In Game Complicated Explination: The character in question recently consumed the heart of a black dragon. This has resulted in some hightened senses and will eventually lead to other changes in the characters physiollogy. The player later explained to me that he felt like it was appropriate for the PCs behavior to begin to change as well. I agreed.
Metagame Explination 1: This person,although having roleplayed for a long time, isn't the type to really creates things for his character to do. He goes along with the party, but adds almost nothing to the roleplaying aspect. Meanwhile the other two players have these complicated back stories, relatives, and love interests that give me plot hooks galor. I was thrilled that he went and did anything.
Metagame Explination 2: I have been trying, subtely, to encourage the PCs to explore their new home city, but the others have been involved in their own little subplots that I haven't gotten lots of results, or unsatisfactory ones. So, while he didn't really do what I expected, as they never do, I wanted to encourage texploration in the future.

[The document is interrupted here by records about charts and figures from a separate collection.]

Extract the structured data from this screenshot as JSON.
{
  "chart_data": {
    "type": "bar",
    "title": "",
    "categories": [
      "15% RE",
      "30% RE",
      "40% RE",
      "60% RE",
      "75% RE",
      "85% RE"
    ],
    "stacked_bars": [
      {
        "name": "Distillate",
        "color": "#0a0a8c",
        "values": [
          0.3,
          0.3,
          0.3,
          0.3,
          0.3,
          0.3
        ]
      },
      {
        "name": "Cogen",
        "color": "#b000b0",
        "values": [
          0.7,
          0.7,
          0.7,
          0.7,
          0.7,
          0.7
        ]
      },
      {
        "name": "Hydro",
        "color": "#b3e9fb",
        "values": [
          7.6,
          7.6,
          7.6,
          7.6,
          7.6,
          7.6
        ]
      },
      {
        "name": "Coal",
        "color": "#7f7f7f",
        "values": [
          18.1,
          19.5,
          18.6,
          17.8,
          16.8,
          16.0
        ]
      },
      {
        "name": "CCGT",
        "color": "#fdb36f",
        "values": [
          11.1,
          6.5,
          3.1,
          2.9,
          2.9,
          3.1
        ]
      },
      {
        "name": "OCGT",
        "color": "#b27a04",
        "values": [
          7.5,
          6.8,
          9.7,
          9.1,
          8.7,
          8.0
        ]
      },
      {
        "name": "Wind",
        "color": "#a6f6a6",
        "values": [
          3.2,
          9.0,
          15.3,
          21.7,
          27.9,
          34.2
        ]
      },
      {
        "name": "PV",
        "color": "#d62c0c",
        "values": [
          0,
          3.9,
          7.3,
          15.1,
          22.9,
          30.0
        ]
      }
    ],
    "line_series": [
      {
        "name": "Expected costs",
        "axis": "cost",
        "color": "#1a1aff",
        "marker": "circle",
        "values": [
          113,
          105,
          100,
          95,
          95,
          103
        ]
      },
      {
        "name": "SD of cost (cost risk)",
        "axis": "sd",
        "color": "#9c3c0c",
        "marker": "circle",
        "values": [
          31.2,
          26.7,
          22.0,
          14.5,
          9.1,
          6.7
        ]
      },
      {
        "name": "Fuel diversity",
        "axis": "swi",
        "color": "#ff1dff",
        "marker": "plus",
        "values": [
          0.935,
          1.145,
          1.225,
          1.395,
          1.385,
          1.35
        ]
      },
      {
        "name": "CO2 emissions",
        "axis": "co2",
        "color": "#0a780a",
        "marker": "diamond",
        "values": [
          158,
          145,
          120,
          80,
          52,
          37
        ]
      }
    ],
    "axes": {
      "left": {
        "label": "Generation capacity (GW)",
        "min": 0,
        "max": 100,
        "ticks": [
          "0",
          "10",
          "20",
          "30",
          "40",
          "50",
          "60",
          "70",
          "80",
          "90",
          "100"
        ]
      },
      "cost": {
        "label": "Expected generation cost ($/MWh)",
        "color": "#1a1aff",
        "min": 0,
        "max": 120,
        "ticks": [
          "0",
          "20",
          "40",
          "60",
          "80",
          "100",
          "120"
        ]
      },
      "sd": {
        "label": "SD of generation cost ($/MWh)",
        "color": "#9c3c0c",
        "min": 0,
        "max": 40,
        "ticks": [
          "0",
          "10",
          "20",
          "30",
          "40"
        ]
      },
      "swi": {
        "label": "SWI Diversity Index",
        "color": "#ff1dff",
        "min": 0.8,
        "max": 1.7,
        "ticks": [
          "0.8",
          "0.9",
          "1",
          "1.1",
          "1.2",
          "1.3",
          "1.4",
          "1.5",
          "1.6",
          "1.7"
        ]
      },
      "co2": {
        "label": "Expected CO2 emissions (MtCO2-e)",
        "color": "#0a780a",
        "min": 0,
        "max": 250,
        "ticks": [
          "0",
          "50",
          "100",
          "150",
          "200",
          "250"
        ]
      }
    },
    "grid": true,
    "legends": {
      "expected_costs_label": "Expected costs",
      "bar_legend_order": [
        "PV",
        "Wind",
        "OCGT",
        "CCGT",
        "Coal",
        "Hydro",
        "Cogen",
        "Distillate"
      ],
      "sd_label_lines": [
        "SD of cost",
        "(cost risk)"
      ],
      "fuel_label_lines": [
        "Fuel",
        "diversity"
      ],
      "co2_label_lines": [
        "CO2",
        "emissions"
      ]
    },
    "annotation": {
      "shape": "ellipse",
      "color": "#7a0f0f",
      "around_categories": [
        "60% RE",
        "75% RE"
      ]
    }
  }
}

Its interesting that most people have taken my question as somehow critical of the act itself; I wasn't asking how to deal with the character or the player, all I was asking was a straight forward XP for CR question.
Respectfully, I don't see why you wouldn't reward players for creating their own challanges, given that they also suffer the consequences of those challanges. They should be able to create the kind of situations they want to play. If you go around picking fights to get a rep or whatever one day you will pick a fight with some one bigger and nastier than you. Or someone with connections (as may happen in this case.) How is going into a bar and startign a fight different than looking for the nearest dungeon and starting a fight there?
In fact the other players have created their own challanges, things I thought either a bad or dangerous idea, but I let them go through with it and bear the rewards and benifits. One character went alone to see her half-brother, a powerful agent of a rogue city state ruled by the PCs enemies. Her own idea, not my instigation. I even suggested that he might try to send her home "for her own good" out of game. She went, he tried. She survied a fight with his numerous but low level household guard (another reason for my original question) and got away with the aid of a main NPC and another PC. Another character started studying some spell books he found in a cultists' lair, almost died from the backlash of a dangerously evil and poorly knownspell, has become invovled with a guild of occultists, and has recently taken on a tattoo that identifies him as a member of such. Even though he knows the Inqusition is looking for unsanctioned magic users, and he and his allies might actually need the support of the Church at some point in the future.
IOW, I am fine with the PCs doing stuff like that, knowing that it would have consequences. When the time comes I can easily get them back to my metaplot. In fact everything they have done lately, although not what I had planned, will serve all the better when the time comes.
And BTW the bar was the hangout of a Teamsters-like guild, so there will be in game reprocussions. And considering that this particular nation is run by the merchants and the guilds, that can be saying something.